Asked about the proposal at an investor conference in New York, Chief Financial Officer John Gerspach said Citi, which operates a large retail bank in Mexico, is not worried about policymakers moving forward with the proposed ban.
The proposal, unveiled last month by Senate leader Ricardo Monreal, would prohibit banks from charging fees for ATM withdrawals, bank transfers and printouts of bank balances, among other services. Both Monreal and President Andres Manuel Lopez Obrador — or AMLO, as the president is known — are members of the leftist Morena party.
“I see little risk of those propositions being enacted,” Gerspach said.

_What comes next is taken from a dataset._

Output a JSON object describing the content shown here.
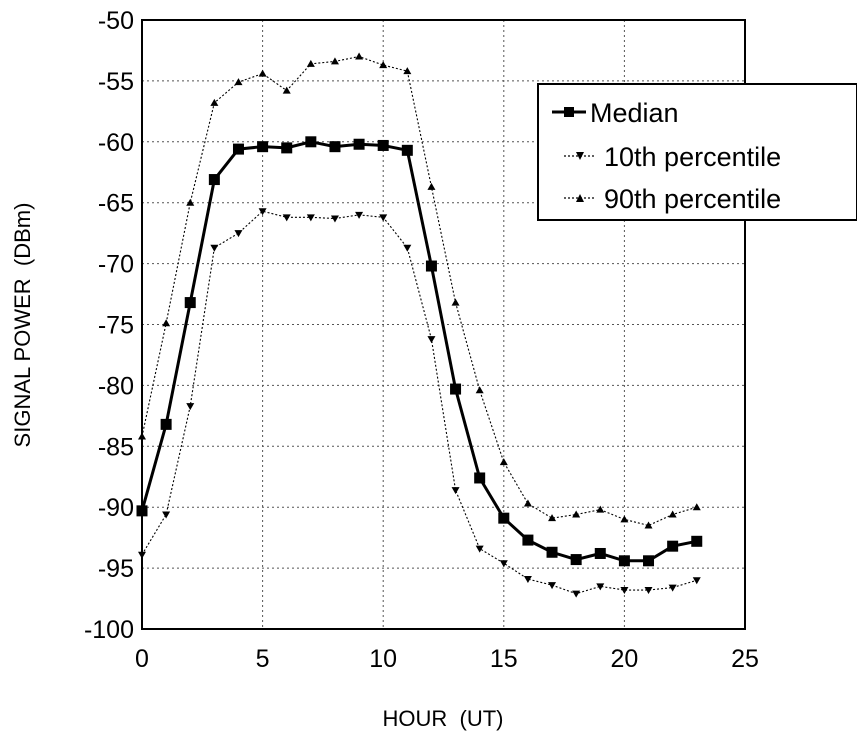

Gerspach pointed to comments made by President Lopez Obrador, who last month, before his inauguration, dialed back his support for the ban after it sparked a sell-off in bank stocks and ignited fears of further anti-business measures from the administration. The president was sworn in on Saturday.
"My basis for that is just a quick reaction of both on the part of the finance minister, and then importantly AMLO himself, in scaling all of that back and saying, 'Wait a minute, no, no, no,' " Gerspach said.
Among U.S. banks, Citi stands apart for its commitment to Mexico, where it operates about 1,500 branches under the brand Citibanamex. The New York company two years ago said it would invest $1 billion in its Mexican franchise to add ATMs and improve branch technology.
During the conference, which was sponsored by Goldman Sachs, Gerspach said Citi generates just over $1 billion in fees per year in its Mexican retail division. That money would be at risk if the president changes his stance.
“If it all went away, it would be a billion dollars of revenue,” Gerspach said. Still, he added, it's unlikely that the proposed ban would put all sources of fee-based revenue in Mexico at risk.
“So I’m not exactly worried,” he said.